The alarm was sequel to recent developments involving a Ghanaian journalist Ahmed Hussein-Suale and Turkish journalist, Pelin Ünker.
The global watchdog expressed ‘deep shock’, in a newsletters issued on 18 January, 2019, at the Transparency International Secretariat, on the heinous murder of Ghanaian undercover journalist Ahmed Hussein-Suale.
Hussein-Suale was shot and killed this week after a politician called for retribution against him.
He worked on an undercover investigation with the BBC about corruption in the country’s football leagues.
Transparency had mentioned the incident in one of its newsletters last June, shortly before the FIFA World Cup.
Hussein-Suale was a member of Tiger Eye Private Investigations and worked alongside prominent Ghanaian journalist Anas Aremeyaw Anas.
They exposed bribe-taking and caused the resignation of a high-level FIFA referee who was due to work at last summer’s World Cup.
This also led to the Ghanaian national football association being dissolved.

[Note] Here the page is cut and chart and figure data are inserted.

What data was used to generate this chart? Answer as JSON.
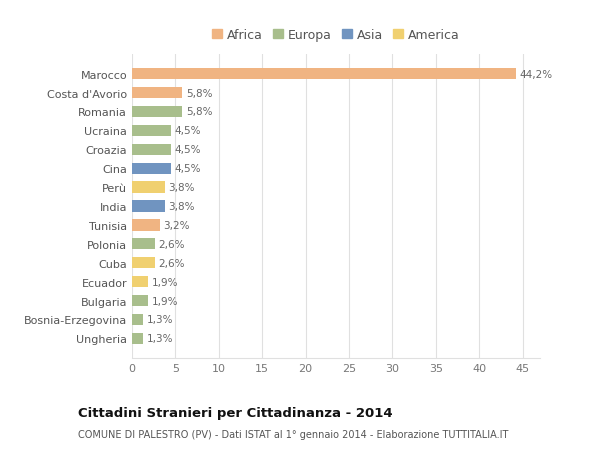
{
  "categories": [
    "Marocco",
    "Costa d'Avorio",
    "Romania",
    "Ucraina",
    "Croazia",
    "Cina",
    "Perù",
    "India",
    "Tunisia",
    "Polonia",
    "Cuba",
    "Ecuador",
    "Bulgaria",
    "Bosnia-Erzegovina",
    "Ungheria"
  ],
  "values": [
    44.2,
    5.8,
    5.8,
    4.5,
    4.5,
    4.5,
    3.8,
    3.8,
    3.2,
    2.6,
    2.6,
    1.9,
    1.9,
    1.3,
    1.3
  ],
  "labels": [
    "44,2%",
    "5,8%",
    "5,8%",
    "4,5%",
    "4,5%",
    "4,5%",
    "3,8%",
    "3,8%",
    "3,2%",
    "2,6%",
    "2,6%",
    "1,9%",
    "1,9%",
    "1,3%",
    "1,3%"
  ],
  "colors": [
    "#f0b482",
    "#f0b482",
    "#a8be8c",
    "#a8be8c",
    "#a8be8c",
    "#7094c0",
    "#f0d070",
    "#7094c0",
    "#f0b482",
    "#a8be8c",
    "#f0d070",
    "#f0d070",
    "#a8be8c",
    "#a8be8c",
    "#a8be8c"
  ],
  "continent_colors": {
    "Africa": "#f0b482",
    "Europa": "#a8be8c",
    "Asia": "#7094c0",
    "America": "#f0d070"
  },
  "title": "Cittadini Stranieri per Cittadinanza - 2014",
  "subtitle": "COMUNE DI PALESTRO (PV) - Dati ISTAT al 1° gennaio 2014 - Elaborazione TUTTITALIA.IT",
  "xlim": [
    0,
    47
  ],
  "xticks": [
    0,
    5,
    10,
    15,
    20,
    25,
    30,
    35,
    40,
    45
  ],
  "background_color": "#ffffff",
  "plot_background": "#ffffff",
  "grid_color": "#e0e0e0"
}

Meanwhile, in Turkey, journalist Pelin Ünker, a member of the International Consortium of Investigative Journalists (ICIJ), was found guilty of “defamation and insult” and sentenced to 13 months jail for her work on the Paradise Papers investigation into offshore tax havens.
According to Transparency International, Turkey has the world’s worst record for jailing journalists, with 68 in prison at the end of 2018.
According to the Committee to Protect Journalists, all the jailed reporters are facing charges of crimes against the state.
Transparency noted that “journalists play a vital role in exposing the corrupt and their methods, and too often they face threats, violence, arrest, and death as a result.
“Since 1992, at least 281 journalists have been killed and since 2017 at least 190 journalists have been incarcerated worldwide for reporting on corruption.”
It further stressed that only when wrongdoing is uncovered can the corrupt be held to account.
“Those who expose corruption must be protected, not intimidated, incarcerated or murdered,” it concluded.